Ziad's hashish department always served the dictator's younger brother, no matter which intelligence agency it happened to be in at the moment. The turnover in captains was continual because they were at a level where the temptation to do a private deal was great. If they took a chance and succeeded, they made a small fortune overnight. Ziad always referred to the officer he was serving as my captain. They lasted for longer or shorter periods and were cruel and ambitious men. Colonel Jundi had their secret services penetrated at a higher level and the danger of their work was extreme. But the potential profits were so enormous there were always new men eager to take their places.
Ziad himself might easily have advanced beyond his lowly status if he had been willing to take chances. But Halim was forever warning him against it, and Ziad was too timid for that in any case. Ziad loathed his trips into the Lebanese mountains. He feared the Maronites he visited and hated the way they treated him. Before he left Damascus he was so depressed he could hardly speak, and by the time he returned he was so hysterical he had to drink himself into a stupor in order to quiet down, as if each trip were an unexpected reprieve from death.
With Halim that last winter he was morbid and manic at once. His humor knew no bounds. He laughed wildly with tears in his eyes and joked as the tears ran down his face. He grinned and gestured extravagantly, making fun of himself. But still the tears kept coming and eventually, as the night wore on, his pathetic face crumpled into undisguised despair.
In the afternoon when he and Halim were strolling along the river in Damascus, he would suddenly look over his shoulder to see that no one was near them in the thin winter sunlight. Then he would clutch Halim's arm and lean close and giggle.
Have you noticed that el presidente has promoted himself? he whispered. He's now having the newspapers compare him to the illustrious Salah al-din, the greatest Moslem warrior who ever lived. And with careful reminders that it was this military genius who defeated the Crusaders and finally threw the foreign devils out of the Middle East. At first I thought: oh dear, is he really going to become as powerful as all that? But then I thought: oh no, there's nothing to worry about, it's just another mild case of terminal megalomania. National leaders in this part of the world always get that. It's when they begin comparing themselves to God that you have to worry. That's when the trouble starts and you get upheaval on a colossal scale. . . .
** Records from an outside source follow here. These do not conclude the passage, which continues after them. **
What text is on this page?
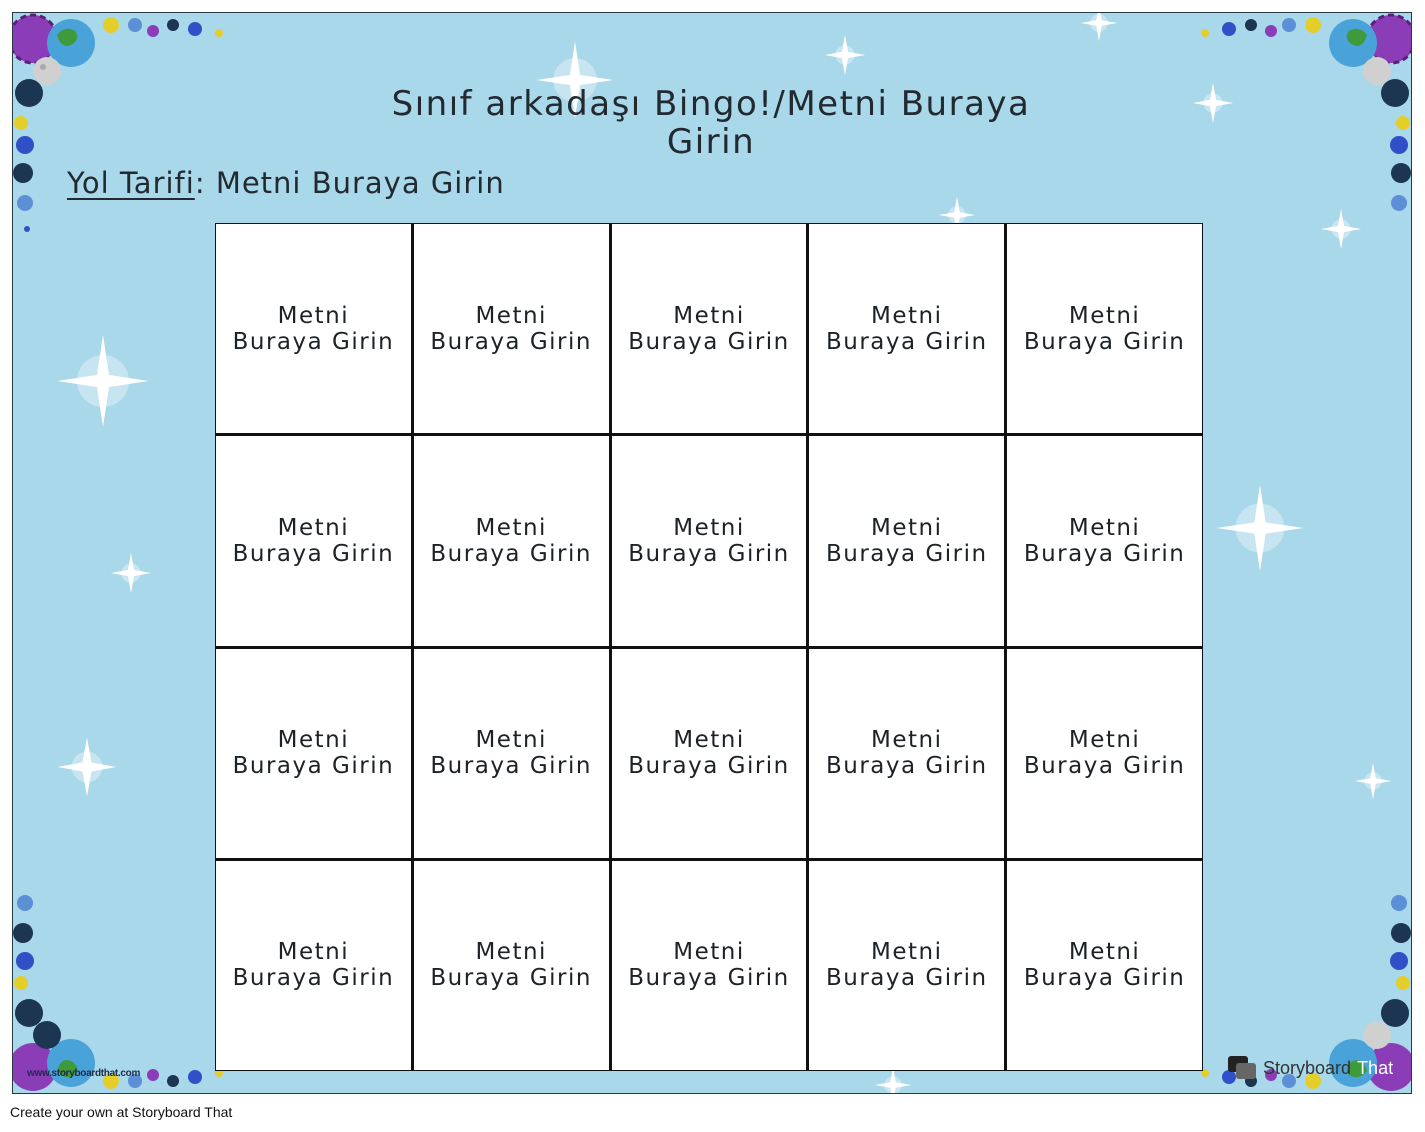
Sınıf arkadaşı Bingo!/Metni Buraya
Girin
Yol Tarifi: Metni Buraya Girin
Metni Buraya Girin
Metni Buraya Girin
Metni Buraya Girin
Metni Buraya Girin
Metni Buraya Girin
Metni Buraya Girin
Metni Buraya Girin
Metni Buraya Girin
Metni Buraya Girin
Metni Buraya Girin
Metni Buraya Girin
Metni Buraya Girin
Metni Buraya Girin
Metni Buraya Girin
Metni Buraya Girin
Metni Buraya Girin
Metni Buraya Girin
Metni Buraya Girin
Metni Buraya Girin
Metni Buraya Girin
www.storyboardthat.com	Storyboard That
Create your own at Storyboard That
Or on a sunny winter weekend as the two of them sat side by side in overcoats on Halim's verandah, a bottle of brandy between their thronelike chairs, Ziad would suddenly interrupt their silent drinking with another terrified giggle.
In Lebanon they say that Syrian torture is considered the cruellest in the Middle East, he whispered. But how do people arrive at such conclusions? Is there a way to measure these things? What of our brothers the Iraqis who also have a progressive Baath party in power? Their president is known as the butcher of Baghdad, and doesn't that mean progress is everywhere? . . . Why do I fear Naji and the Maronites so much? Are they worse than anyone else? It's irrational, I know, but fear's like that. It starts with something specific and becomes general, which is called anxiety. Which is my state of mind, precisely. When are the Israelis going to come in and take Lebanon off our hands? Isn't it time for the Americans to fly by and bomb it into the Stone Age? Aren't the Russians even a little interested? Could the French be talked into taking it back?